RDC–États-Unis : l’accueil des migrants expulsés soulève des débats dans les rues de Kinshasa.


L’annonce, puis l’arrivée à Kinshasa d’un groupe de migrants d’Amérique latine expulsés des États-Unis ce vendredi 17 avril, suscite des réactions diverses au sein de la population congolaise. Entre inquiétudes et incompréhensions face à cette décision du gouvernement congolais, les Kinois expriment des opinions variées. Ils ont répondu au micro baladeur d’ACTUALITE.CD.

Gradi Abolambay, entrepreneur, s’interroge sur la pertinence et la priorité de cette décision.

« En me plaçant d’abord du point de vue du Chef de l’État, Félix Tshisekedi, on peut comprendre que cette décision s’inscrit dans une logique stratégique. Elle viserait à renforcer les relations entre la RDC et les États-Unis, comme un geste de coopération internationale », a-t-il déclaré.

Il ajoute :

« Cependant, sur le plan personnel, je me demande si cela constituait une priorité. La situation sociale en RDC, particulièrement à Kinshasa, demeure difficile, avec des familles sans abri et des enfants livrés à eux-mêmes. Dans ce contexte, il est légitime de se questionner sur notre capacité à accueillir des migrants étrangers alors que les besoins de la population locale ne sont pas encore pleinement satisfaits. »

D’un autre point de vue, Yann Kitungwa, avocat, estime que ce type d’accord pourrait être bénéfique s’il est bien négocié, notamment avec des financements conséquents.

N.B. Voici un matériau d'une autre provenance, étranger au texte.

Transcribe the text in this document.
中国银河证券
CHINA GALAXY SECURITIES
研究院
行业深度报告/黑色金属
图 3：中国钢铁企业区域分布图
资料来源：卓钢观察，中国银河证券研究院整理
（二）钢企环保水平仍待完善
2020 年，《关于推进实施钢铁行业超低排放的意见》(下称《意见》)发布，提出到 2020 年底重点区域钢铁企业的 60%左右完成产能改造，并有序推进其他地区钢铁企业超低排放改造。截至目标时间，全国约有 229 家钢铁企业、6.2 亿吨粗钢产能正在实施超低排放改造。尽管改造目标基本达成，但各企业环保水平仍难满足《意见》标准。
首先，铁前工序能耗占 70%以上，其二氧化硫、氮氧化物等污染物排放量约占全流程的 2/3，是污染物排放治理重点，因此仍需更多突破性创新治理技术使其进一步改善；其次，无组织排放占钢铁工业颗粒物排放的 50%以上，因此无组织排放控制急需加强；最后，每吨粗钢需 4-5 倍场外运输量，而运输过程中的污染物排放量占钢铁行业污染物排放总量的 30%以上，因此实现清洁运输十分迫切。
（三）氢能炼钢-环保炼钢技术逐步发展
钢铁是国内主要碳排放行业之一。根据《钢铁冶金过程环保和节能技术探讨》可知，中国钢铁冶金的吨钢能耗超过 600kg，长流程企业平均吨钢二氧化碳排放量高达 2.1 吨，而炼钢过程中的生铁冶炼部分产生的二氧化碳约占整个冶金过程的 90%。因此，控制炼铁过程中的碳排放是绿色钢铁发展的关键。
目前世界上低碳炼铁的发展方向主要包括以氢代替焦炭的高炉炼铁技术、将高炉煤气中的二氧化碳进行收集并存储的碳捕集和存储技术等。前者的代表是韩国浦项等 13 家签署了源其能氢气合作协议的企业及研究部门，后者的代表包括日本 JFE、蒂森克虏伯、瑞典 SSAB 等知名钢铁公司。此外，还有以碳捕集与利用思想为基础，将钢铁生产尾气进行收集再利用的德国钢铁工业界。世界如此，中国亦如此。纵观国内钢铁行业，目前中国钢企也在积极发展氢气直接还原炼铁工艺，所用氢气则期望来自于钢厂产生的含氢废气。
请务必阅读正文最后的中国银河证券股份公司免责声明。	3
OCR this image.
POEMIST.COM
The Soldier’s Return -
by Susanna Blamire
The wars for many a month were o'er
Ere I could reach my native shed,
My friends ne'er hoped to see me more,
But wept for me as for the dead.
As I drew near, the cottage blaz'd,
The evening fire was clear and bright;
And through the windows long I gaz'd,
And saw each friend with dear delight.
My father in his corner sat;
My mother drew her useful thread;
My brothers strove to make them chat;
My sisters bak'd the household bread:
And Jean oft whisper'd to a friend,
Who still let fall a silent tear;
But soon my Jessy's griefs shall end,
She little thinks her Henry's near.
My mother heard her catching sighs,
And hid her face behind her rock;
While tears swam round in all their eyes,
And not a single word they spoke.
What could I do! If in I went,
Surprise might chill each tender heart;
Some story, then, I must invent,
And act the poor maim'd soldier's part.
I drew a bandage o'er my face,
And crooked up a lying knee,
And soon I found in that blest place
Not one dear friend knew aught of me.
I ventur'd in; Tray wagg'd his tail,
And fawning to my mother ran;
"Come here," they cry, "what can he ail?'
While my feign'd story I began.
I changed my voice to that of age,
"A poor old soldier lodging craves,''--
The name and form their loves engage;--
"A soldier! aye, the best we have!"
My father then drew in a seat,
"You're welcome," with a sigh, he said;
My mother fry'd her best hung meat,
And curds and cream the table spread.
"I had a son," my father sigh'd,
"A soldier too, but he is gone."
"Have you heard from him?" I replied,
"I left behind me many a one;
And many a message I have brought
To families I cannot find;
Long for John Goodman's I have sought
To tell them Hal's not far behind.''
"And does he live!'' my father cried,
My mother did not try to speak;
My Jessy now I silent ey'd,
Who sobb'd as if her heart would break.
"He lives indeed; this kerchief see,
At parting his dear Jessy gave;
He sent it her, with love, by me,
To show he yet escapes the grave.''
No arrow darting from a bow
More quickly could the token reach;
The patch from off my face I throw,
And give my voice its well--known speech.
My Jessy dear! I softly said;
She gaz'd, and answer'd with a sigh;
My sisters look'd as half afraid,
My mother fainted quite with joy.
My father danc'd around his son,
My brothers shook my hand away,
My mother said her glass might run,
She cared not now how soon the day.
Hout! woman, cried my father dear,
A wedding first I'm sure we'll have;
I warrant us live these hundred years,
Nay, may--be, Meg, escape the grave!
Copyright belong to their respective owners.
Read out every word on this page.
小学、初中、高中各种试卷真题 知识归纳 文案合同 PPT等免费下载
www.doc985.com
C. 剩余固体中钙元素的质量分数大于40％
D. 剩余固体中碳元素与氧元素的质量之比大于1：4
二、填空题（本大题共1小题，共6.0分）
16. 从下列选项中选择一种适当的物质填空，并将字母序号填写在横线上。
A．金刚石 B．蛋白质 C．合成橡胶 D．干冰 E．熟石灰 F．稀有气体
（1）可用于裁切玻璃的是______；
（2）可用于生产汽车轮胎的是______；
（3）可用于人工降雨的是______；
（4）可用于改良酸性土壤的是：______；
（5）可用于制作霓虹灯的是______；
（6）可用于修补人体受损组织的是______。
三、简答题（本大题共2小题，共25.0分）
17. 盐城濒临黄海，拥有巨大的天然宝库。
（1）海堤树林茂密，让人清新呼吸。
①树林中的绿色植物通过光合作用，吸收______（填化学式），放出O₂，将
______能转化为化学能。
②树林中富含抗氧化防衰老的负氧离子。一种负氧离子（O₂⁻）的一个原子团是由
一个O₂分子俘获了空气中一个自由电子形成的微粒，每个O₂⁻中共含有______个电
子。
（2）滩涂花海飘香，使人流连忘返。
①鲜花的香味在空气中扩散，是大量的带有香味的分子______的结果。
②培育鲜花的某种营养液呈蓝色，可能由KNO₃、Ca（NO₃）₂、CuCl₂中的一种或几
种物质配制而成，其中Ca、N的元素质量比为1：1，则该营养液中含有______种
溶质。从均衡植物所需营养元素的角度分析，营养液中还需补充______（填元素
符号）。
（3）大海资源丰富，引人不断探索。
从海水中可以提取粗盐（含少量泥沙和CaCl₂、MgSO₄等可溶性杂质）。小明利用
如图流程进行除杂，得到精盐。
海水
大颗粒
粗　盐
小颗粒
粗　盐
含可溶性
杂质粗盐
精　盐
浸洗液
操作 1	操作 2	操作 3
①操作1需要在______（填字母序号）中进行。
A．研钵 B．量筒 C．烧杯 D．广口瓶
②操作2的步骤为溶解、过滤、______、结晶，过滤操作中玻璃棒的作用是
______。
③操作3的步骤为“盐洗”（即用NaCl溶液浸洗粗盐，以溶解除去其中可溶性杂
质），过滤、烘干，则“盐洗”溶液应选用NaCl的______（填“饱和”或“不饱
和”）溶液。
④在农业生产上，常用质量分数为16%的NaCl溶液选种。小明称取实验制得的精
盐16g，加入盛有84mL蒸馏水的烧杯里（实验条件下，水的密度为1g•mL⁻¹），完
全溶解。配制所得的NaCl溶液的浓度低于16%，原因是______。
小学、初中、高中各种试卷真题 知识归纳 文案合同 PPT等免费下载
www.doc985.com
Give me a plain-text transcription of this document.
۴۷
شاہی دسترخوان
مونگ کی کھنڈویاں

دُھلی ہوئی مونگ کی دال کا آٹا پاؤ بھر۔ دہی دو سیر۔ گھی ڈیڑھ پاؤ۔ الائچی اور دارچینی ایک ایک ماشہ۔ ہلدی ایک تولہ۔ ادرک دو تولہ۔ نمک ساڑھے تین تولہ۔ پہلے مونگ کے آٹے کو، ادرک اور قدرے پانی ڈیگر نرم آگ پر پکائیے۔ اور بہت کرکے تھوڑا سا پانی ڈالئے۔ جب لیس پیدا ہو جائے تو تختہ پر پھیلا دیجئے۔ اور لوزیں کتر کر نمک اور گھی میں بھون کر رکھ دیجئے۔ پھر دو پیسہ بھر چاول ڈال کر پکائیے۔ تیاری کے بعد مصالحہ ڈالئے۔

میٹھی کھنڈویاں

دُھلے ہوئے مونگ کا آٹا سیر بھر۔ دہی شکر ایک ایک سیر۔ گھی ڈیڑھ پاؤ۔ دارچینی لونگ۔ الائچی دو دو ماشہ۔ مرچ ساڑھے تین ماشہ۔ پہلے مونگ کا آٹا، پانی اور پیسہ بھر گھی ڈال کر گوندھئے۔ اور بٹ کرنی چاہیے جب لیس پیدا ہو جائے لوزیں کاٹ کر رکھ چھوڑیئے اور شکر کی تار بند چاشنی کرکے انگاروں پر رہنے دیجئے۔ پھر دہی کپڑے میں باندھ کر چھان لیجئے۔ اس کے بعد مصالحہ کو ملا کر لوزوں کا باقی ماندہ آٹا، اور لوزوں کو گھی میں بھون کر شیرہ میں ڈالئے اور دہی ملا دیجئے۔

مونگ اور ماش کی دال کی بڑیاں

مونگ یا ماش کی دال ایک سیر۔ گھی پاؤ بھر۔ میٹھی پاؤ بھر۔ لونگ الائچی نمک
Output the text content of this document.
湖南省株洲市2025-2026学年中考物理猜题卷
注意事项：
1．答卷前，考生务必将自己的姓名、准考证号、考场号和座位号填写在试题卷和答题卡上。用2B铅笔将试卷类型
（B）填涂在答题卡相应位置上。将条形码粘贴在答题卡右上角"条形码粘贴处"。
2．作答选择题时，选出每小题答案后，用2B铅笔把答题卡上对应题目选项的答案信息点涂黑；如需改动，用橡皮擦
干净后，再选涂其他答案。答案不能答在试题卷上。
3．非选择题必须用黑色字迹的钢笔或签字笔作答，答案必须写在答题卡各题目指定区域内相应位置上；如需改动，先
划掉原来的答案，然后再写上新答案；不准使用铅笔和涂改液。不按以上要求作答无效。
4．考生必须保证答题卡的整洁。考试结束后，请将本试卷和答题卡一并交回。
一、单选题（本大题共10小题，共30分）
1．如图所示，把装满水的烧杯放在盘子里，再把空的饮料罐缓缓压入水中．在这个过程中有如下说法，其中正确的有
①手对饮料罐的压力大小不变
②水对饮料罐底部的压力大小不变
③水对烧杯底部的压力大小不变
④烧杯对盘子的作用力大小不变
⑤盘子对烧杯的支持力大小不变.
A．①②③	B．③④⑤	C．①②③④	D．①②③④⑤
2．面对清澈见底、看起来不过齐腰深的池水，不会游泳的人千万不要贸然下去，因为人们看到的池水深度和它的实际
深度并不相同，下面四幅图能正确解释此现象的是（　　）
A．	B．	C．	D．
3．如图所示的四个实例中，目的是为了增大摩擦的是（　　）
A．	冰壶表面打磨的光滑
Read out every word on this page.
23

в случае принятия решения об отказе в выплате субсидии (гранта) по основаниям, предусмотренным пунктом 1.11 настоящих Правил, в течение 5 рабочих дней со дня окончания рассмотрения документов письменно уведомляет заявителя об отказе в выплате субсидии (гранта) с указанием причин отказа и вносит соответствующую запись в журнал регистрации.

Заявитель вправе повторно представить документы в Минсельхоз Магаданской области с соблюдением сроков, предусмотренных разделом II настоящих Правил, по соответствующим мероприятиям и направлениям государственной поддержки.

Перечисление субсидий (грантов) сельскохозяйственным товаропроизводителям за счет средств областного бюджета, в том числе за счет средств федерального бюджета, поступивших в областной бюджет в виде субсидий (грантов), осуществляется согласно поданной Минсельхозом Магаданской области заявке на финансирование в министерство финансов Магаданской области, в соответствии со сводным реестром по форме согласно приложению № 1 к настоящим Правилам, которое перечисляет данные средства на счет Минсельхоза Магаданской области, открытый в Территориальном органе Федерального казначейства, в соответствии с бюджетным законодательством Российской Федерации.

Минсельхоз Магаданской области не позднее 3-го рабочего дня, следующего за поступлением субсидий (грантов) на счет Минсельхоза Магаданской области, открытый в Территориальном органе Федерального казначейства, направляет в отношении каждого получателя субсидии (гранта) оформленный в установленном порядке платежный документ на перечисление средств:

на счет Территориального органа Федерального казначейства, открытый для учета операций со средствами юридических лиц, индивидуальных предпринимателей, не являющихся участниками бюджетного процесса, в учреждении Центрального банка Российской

« Ce choix soulève trois problèmes majeurs : un problème de principe lié à la souveraineté, car le pays s’occupe de personnes dont il n’est pas juridiquement responsable ; un problème interne, car cela exige beaucoup de ressources dans un contexte déjà précaire, avec des risques d’injustice et de tensions sociales ; et enfin un problème d’image, car la RDC peut être perçue à l’international comme un pays d’accueil pour des expulsés, ce qui pourrait nuire à sa crédibilité diplomatique », a-t-il expliqué.

Jean-Claude Nyembo, père de famille, rappelle que la RDC a déjà connu une situation similaire dans le passé.

« C’est en partie pour cela que nous avons déjà rencontré des problèmes avec certains de nos frères rwandais venus en RDC, accueillis par esprit d’hospitalité et de solidarité africaine, mais dont la situation a eu des conséquences que nous connaissons encore aujourd’hui. Je me demande si nous ne risquons pas de revivre la même chose avec l’arrivée de personnes originaires du Pérou, de Colombie ou du Mexique, dont certaines pourraient être liées à des réseaux de trafic de drogue. La question est donc de savoir si nous ne reproduisons pas les erreurs du passé. Il est donc important d’aborder cette situation avec plus de prudence », a-t-il ajouté.

Ce vendredi 17 avril, Kinshasa a accueilli un premier groupe d’une quinzaine de migrants expulsés des États-Unis, dans le cadre d’un accord entre Washington et la RDC. Ces personnes, originaires d’Amérique latine, notamment de Colombie, d’Équateur et du Pérou, ont été conduites dans un centre d’accueil à Bibwa pour y être prises en charge.

Les autorités congolaises ont précisé que cet accord ne prévoit pas leur installation définitive en RDC, mais plutôt un séjour temporaire encadré sur les plans administratif, sécuritaire et humanitaire, tout en laissant au pays le contrôle des décisions concernant leur statut ou leur retour.